A summary of the research of Linus Pauling's Team in 1949 which led to his coining the term "Molecular Disease"
Sickle cell anemia is a life-threatening, inherited condition that is usually found in people of African descent. It is an affliction in the blood in which the red blood cells of sufferers, instead of being circular in shape, bend into a crescent or sickle shape when they are oxygenated. These sickle-shaped cells can get stuck in the narrower blood vessels, blocking the flow of blood. Symptoms include those normally associated with anemia such as fatigue, shortness of breath and paleness, they also include pain in body organs or joints and eye problems.
This article concerns the discovery by Linus Pauling and his team in the late 1940s that sickle cell anemia is a molecular disease, opening the door to the understanding and treatment of many conditions on a molecular level.

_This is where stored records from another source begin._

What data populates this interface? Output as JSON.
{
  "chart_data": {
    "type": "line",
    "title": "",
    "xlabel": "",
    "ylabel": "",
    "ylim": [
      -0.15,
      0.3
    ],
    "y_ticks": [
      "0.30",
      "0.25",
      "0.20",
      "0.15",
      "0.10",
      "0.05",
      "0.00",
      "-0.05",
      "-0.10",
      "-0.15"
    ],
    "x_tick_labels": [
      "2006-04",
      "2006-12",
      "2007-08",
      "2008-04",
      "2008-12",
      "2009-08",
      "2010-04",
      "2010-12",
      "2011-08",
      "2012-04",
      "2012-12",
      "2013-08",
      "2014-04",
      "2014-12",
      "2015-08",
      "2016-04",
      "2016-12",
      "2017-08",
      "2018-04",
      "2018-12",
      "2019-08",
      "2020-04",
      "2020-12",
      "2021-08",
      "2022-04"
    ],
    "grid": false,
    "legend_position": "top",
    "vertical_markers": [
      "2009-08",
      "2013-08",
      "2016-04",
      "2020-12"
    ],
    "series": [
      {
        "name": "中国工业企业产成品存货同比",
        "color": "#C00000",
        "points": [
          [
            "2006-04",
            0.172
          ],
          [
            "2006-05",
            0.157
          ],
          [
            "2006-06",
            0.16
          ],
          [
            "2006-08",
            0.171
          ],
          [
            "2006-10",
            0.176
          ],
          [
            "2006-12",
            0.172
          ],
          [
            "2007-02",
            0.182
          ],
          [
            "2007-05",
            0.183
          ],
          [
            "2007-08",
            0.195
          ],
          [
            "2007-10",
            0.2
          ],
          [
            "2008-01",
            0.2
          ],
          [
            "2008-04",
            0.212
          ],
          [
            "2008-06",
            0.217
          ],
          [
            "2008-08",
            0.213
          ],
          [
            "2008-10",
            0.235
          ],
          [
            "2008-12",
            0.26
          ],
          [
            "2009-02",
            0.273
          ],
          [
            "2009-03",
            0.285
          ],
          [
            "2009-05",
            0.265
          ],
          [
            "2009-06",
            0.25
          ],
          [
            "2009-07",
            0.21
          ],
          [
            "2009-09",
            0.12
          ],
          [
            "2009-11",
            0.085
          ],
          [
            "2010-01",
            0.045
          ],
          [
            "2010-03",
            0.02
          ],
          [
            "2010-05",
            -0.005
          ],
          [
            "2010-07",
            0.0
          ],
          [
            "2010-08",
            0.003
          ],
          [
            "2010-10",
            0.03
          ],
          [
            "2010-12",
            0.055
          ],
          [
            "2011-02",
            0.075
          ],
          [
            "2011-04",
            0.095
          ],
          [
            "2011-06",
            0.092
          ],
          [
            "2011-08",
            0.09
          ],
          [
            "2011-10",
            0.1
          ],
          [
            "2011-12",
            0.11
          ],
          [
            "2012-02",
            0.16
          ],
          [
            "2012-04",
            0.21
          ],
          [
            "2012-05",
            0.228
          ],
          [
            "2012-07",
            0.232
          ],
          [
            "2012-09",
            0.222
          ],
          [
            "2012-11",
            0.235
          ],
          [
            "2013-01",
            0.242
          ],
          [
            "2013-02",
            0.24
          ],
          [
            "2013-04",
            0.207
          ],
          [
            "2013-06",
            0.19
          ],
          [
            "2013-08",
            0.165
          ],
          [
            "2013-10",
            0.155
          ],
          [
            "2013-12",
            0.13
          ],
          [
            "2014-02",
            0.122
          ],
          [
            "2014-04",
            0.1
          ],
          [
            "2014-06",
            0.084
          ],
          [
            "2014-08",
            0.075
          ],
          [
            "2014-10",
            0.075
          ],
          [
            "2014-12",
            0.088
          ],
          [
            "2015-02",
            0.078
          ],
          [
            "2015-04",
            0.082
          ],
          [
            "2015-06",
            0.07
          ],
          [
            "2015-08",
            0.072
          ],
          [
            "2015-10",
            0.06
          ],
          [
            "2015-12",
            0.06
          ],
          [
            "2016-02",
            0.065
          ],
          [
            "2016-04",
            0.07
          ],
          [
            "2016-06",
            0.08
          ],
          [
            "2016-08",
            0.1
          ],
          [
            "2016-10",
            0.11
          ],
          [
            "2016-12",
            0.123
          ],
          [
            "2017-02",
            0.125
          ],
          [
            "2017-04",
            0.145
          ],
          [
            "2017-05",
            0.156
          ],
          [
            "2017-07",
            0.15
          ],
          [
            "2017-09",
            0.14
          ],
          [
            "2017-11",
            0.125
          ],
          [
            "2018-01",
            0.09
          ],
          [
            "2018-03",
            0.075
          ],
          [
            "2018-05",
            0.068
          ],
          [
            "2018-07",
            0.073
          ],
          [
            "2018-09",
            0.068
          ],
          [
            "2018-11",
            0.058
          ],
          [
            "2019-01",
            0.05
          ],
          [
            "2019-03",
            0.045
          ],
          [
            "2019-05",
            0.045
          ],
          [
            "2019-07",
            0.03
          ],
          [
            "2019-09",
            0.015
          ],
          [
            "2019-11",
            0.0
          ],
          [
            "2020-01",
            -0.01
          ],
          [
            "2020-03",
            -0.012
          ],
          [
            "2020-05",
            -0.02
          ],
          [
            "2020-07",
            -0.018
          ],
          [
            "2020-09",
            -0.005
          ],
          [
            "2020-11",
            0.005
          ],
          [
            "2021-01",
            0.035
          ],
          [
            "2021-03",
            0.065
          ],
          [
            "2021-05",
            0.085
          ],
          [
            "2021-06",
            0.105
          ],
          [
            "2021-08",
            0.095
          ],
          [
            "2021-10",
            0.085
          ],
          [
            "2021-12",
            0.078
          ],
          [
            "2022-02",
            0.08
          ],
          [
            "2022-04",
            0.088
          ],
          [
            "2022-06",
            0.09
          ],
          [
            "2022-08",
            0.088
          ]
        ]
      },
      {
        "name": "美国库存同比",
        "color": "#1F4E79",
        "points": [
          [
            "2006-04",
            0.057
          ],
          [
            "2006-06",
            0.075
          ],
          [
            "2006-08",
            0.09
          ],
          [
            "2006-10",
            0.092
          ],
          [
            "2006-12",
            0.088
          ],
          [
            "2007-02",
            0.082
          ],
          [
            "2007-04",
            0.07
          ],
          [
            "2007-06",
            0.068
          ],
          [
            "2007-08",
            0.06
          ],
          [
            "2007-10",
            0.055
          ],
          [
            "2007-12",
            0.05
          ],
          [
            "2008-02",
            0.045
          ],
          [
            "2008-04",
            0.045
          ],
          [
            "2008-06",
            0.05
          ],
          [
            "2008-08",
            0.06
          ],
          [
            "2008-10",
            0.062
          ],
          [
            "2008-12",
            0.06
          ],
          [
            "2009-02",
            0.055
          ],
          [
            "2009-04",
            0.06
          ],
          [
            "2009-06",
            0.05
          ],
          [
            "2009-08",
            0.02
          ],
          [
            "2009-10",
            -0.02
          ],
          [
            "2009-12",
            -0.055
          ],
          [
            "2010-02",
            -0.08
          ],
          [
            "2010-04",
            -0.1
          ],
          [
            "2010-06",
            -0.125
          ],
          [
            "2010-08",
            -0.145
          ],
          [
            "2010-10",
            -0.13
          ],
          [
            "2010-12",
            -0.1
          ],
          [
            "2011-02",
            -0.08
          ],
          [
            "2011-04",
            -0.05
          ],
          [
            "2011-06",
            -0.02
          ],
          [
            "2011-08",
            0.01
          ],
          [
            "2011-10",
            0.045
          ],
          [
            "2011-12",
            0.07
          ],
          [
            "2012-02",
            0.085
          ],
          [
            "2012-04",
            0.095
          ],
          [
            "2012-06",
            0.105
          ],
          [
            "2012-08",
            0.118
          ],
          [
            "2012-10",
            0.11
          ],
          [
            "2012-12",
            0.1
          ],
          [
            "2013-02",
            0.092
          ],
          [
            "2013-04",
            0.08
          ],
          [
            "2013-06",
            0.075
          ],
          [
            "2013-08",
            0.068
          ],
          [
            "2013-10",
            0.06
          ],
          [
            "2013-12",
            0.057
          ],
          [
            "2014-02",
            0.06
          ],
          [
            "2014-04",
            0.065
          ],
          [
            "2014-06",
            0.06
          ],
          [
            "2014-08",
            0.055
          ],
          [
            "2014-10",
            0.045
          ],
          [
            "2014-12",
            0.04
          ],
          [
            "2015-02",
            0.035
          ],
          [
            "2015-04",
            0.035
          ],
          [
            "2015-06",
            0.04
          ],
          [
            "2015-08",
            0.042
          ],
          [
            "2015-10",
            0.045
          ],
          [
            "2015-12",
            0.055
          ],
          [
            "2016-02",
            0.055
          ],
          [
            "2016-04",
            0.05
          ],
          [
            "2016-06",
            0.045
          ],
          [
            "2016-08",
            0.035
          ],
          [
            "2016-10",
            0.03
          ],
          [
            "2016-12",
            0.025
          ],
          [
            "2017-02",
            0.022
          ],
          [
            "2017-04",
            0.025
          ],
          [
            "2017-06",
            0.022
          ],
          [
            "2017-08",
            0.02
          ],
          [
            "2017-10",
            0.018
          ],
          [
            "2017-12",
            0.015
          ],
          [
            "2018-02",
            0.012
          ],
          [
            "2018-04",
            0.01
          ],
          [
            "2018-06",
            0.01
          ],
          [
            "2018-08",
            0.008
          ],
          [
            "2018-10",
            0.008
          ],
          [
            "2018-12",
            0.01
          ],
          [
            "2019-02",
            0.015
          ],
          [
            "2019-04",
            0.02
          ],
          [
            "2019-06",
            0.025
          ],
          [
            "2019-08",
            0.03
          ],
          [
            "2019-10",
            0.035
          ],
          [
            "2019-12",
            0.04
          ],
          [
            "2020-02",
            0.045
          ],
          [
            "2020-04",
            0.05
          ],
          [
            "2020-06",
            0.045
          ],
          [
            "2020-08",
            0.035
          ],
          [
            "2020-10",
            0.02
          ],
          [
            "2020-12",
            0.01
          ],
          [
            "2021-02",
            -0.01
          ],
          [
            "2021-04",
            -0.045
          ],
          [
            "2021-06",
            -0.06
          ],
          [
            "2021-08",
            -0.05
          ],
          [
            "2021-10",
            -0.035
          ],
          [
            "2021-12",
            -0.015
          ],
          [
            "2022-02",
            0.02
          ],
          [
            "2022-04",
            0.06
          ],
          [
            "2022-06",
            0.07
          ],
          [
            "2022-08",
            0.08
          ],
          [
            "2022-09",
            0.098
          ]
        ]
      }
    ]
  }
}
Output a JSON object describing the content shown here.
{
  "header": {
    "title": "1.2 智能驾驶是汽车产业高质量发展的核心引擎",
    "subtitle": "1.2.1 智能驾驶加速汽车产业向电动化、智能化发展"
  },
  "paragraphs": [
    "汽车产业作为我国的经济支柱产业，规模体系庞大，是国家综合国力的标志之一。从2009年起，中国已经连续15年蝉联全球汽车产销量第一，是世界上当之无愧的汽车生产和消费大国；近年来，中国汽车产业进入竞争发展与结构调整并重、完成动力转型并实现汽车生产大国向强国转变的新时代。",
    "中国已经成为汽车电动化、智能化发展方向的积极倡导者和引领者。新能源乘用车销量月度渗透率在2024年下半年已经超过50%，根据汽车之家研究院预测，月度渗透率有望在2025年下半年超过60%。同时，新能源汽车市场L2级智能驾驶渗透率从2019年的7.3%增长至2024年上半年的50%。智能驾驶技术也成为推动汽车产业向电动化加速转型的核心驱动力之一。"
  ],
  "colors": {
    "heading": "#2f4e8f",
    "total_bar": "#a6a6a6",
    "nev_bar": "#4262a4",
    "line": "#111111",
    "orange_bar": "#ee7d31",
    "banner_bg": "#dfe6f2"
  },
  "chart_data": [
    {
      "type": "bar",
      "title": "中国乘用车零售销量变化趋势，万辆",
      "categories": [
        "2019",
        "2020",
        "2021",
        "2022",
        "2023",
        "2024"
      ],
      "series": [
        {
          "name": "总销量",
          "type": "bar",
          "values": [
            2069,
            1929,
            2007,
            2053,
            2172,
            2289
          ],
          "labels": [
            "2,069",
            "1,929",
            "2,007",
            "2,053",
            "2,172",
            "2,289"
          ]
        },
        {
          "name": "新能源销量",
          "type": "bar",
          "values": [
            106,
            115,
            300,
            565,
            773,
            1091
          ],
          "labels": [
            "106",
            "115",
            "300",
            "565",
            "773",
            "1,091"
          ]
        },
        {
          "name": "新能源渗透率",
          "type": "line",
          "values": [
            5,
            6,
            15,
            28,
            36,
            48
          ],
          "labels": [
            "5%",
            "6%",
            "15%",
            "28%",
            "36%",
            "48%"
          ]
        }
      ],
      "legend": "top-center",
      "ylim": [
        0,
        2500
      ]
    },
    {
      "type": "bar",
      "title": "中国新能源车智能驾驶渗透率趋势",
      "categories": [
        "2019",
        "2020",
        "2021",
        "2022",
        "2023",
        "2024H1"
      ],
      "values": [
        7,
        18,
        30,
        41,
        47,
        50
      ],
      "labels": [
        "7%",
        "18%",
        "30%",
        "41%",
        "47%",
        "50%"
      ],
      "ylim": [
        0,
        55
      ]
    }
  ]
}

Pauling was an inorganic chemist at the California Institute of Technology or Caltech. He was studying the structures of complicated large molecules and had chosen hemoglobin to investigate. Hemoglobin is the protein in the red blood cells, containing iron, which binds to oxygen molecules to transport them around the body. He spent several years studying the structure of the protein molecules that made up hemoglobin and how oxygen binds to it.
Particularly important was their discovery that when oxygen binds to hemoglobin (oxyhemoglobin) it does not have magnetic properties, but when the oxygen is removed magnetic properties are measured. They suggested that this was because the iron atom binds covalently to the rest of the molecule in oxyhemoglobin but with ionic bonds in hemoglobin.
His studies proved useful in 1945 when he heard about sickle cell anemia. He later claimed that when he heard about the condition he understood what was happening in “two seconds”. The fact that the sickling occurs in oxygenated blood implied that it was caused by hemoglobin which changes structure so dramatically when it binds to oxygen.
Pauling's team used a new method called “electrophoresis” to show that the hemoglobin in sickle-cell sufferers was different to “normal” hemoglobin. Electrophoresis essentially uses an electric current to separate substances with different ionic charges. It was used in this case to show that the sickle cell hemoglobin has more positive charges than normal hemoglobin.
What was the use of this discovery? Essentially what Linus Pauling and his team showed was that sickle cell anemia was caused by a small difference in the molecular structure of one type of protein. The structure of hemoglobin was determined by the sequence in the DNA of the sufferer so it was a genetically caused molecular disease. This was a huge stride forward in the study of disease and genetics.